Laura, a journalist in Calgary, despite a close relationship with her widowed mother, notes that “my mother judged my writing very harshly, I think because she was angry and jealous that as a sole-support mother of five she was never able to have a real career. Free of her criticism after her death, I was able to become a better writer.” Another woman friend in her 50s came out as a lesbian only after both her parents died. A single Jewish man I know, whose parents were deeply religious, fell in love and married a non-Jewish woman in his late 40s – after he became an adult orphan. Such a match would have been unthinkable while his parents were living. Another woman I met reconciled with her long estranged sister.
As for me, I abandoned my unfinished novel when my parents died. After all, I keep thinking, what’s one more book in a world where objects accumulate but humans you love vanish? But just as important is the fact that I think one of the reasons I wanted to write the novel was to prove to my parents that I could do it.
My friends tell me that’s just grief talking. And it will pass. Soon I’ll be my old self again.
I think not. Because with the loss of my parents, the old self is gone. Grief itself changes you. First of all, I will be able to say that I’ve been through a terrible ordeal, and I survived. If grief has a function, maybe that’s it – to show us how resilient we are, what inner resources we possess. The nest is gone, and I’m still flying.
But flying where? Back to my “old self”? What if the old self isn’t the same? For example, until my parents died, I was a confirmed city dweller, a culture junkie with a passion for the arts scene and all that it entailed. I made my living mostly as a singer-songwriter and playwright. But now, in the wake of my parents’ deaths, I crave solitude and quiet. I want a view of fields and woods, not smog-bound skyscrapers and concrete. I think the time has come for me to heed the advice of the philosopher Joseph Campbell and “follow [my] bliss.” I want a bigger garden and smaller ambitions.
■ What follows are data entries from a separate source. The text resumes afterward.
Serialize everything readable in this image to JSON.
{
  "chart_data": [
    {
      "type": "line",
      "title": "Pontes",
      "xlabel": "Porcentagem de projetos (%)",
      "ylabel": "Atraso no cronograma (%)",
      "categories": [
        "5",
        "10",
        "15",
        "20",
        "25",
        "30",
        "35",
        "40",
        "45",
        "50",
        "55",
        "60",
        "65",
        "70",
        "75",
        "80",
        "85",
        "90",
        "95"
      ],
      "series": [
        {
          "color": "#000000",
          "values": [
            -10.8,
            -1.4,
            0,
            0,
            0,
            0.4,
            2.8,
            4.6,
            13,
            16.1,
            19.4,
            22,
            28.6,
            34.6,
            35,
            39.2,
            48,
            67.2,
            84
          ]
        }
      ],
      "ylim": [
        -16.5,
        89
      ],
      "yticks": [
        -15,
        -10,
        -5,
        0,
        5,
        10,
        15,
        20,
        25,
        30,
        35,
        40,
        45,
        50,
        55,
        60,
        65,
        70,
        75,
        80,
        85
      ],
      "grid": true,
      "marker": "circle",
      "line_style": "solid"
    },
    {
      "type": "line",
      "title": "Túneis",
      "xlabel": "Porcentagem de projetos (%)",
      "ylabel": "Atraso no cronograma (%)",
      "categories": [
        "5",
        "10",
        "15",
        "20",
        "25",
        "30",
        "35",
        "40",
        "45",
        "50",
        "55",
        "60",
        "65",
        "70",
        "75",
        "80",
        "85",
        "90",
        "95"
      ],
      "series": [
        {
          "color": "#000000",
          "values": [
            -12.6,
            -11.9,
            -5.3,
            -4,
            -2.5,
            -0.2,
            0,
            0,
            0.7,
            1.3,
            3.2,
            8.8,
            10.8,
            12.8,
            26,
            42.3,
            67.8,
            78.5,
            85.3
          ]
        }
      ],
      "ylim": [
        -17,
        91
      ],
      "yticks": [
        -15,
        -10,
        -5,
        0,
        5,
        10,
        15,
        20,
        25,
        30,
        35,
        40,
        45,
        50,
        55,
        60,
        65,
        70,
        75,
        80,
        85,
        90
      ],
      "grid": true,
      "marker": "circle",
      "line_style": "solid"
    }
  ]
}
So I’ve just realized that this person who wants to live alone at the end of a dirt road with a bunch of animals is the real me, but a person who couldn’t emerge while my parents were still alive. For as long as I can remember, I’ve wanted a farm. My parents, however, neither of whom had been able to attend college, insisted I go to university. My mother wanted me to get a PhD. Instead, I fell in with the hippie crowd, got seduced by the muse and quit after my BA to enrol in art school. Then I quit art school to join a band. My mother was deeply disappointed; my father hit the roof.
To prove to them that art was a valid vocation, I worked obsessively for more than 20 years, lived on short rations and sacrificed a stable lifestyle – to a large degree, I see now, because I wanted to send my parents clippings of good reviews of whatever I’d produced. Even after my first play opened at the National Arts Centre, I felt I could not rest, for fear of their disapproval.
Maybe it’s in part because they’re gone that I can now put down my guitar and my pen and relax. And maybe it’s being “flush up against death” that makes me want to savour what’s left of my life in a different way. All I know is that when I leave the city for that country cottage in a couple of years to settle down with the horses and cats as I plan to do, I’ll simply be coming home – not to my parents’ home, but finally to my own.